The grid also forces a conversation about what the product is supposed to do. When you sit down to fill cells, you discover the team disagrees about expected behavior in the no-results scenario, or whether the admin persona should see different responses from the first-time visitor. That conversation is the dataset construction work.
A coverage budget
Cells are not equally important. Weight by three multipliers: production volume, severity of failure, and how confident the team is that current examples cover the cell.
# coverage.py
from dataclasses import dataclass
@dataclass
class Cell:
feature: str
scenario: str
persona: str
prod_volume: float # share of traffic, 0 to 1
severity: float # 1 (low) to 5 (catastrophic)
examples: int
def target_n(cell: Cell, budget: int) -> int:
return max(2, int(round(budget * cell.prod_volume * cell.severity)))
def gap(cell: Cell, budget: int) -> int:
return max(0, target_n(cell, budget) - cell.examples)
cells = [
Cell("booking-lookup", "happy-path", "returning", 0.20, 1, 12),
Cell("booking-lookup", "ambiguous", "returning", 0.08, 3, 4),
Cell("refund-request", "conflicting", "irate-user", 0.02, 5, 1),
Cell("policy-question","jailbreak", "adversarial", 0.01, 5, 0),
]
for g, c in sorted(((gap(c, 200), c) for c in cells), key=lambda x: -x[0]):
print(f"+{g:3d} {c.feature} / {c.scenario} / {c.persona}")
The output is a prioritized backlog ranked by gap-to-target. The next labeling session goes after the top of that list, not whichever cell happens to be the easiest to write examples for.
Reading the grid
A grid worth reading has three properties. Every cell with positive production volume has at least two examples (the binomial CI on one example is useless).
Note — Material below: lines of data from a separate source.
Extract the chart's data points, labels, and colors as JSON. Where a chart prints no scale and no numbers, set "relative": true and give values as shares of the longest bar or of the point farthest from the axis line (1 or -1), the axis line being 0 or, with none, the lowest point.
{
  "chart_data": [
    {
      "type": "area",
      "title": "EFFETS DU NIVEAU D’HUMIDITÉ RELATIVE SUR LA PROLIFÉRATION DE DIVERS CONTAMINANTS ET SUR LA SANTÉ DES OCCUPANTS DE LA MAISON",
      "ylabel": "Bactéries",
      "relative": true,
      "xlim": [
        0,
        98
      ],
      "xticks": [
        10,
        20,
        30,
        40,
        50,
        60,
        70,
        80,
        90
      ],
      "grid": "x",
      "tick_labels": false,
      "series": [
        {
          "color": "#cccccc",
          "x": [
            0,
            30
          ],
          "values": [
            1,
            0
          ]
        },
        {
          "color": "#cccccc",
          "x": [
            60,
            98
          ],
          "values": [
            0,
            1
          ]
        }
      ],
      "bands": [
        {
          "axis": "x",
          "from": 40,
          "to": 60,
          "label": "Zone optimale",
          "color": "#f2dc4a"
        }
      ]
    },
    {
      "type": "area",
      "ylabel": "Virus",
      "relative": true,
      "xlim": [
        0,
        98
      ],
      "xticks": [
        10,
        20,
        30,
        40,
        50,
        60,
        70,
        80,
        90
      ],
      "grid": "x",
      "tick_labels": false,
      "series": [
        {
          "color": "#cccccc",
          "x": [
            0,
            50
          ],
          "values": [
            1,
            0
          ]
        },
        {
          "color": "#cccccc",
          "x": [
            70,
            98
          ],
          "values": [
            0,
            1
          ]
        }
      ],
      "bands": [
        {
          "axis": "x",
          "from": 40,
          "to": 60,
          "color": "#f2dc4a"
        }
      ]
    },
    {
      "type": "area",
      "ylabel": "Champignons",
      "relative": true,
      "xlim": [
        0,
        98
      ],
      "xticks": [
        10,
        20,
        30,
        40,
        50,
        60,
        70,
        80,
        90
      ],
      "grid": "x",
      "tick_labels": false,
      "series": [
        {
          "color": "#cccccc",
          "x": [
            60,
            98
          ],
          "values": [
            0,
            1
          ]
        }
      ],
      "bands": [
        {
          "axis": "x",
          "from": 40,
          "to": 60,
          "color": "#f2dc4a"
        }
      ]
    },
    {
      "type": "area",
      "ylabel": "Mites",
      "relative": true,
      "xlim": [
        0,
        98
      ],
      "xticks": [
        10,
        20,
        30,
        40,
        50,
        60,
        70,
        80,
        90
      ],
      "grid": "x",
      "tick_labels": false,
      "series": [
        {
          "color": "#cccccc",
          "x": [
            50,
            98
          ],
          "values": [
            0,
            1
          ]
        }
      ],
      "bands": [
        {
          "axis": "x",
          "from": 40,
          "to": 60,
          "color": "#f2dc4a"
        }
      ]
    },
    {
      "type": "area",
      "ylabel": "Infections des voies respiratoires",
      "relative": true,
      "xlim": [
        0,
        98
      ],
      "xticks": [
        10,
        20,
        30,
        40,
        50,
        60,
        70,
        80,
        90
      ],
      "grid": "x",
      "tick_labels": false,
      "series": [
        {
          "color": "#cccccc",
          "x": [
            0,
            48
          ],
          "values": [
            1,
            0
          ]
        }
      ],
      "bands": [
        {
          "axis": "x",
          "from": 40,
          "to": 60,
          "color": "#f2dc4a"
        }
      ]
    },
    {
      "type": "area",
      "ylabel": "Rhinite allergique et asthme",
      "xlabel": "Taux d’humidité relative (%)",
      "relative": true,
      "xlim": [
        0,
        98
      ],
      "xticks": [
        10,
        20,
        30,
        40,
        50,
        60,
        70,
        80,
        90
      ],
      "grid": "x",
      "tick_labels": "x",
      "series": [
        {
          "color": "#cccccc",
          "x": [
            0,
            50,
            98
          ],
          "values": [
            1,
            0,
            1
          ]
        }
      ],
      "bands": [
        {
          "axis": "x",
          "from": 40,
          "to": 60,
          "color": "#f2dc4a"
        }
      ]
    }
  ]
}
High-severity cells have ten or more each. Every persona is represented across the scenarios that matter for it, not just the happy path.
The pathological grid has three hundred examples in booking-lookup × happy-path × returning-customer and zero in refund-request × conflicting × irate-user. Eval scores look healthy because the dominant cell is easy and the harder cells are absent. Production users discover the gap first; the dataset never warned.
NOTE
Cells with zero examples are easier to see than cells with two examples that are not actually probing the cell. Read the examples in each cell. If two of three "ambiguous-query" examples are minor typos, the cell is unfilled in spirit even if filled on the spreadsheet.
Tagging
The grid only works if every example carries its coordinates. The labels dict holds three controlled-vocabulary keys (feature, scenario, persona) and a free-text tags field for finer-grained slicing. Tags accumulate; the top-level vocabulary does not. When a tag appears in more than five percent of examples, consider promoting it to a scenario or feature [4].
For most products three axes are enough. Add a fourth (language, modality, channel, turn depth) only when the grid hides systematic failures along that dimension. If you cannot point at a real bug a fourth axis would have predicted, the axis is overhead.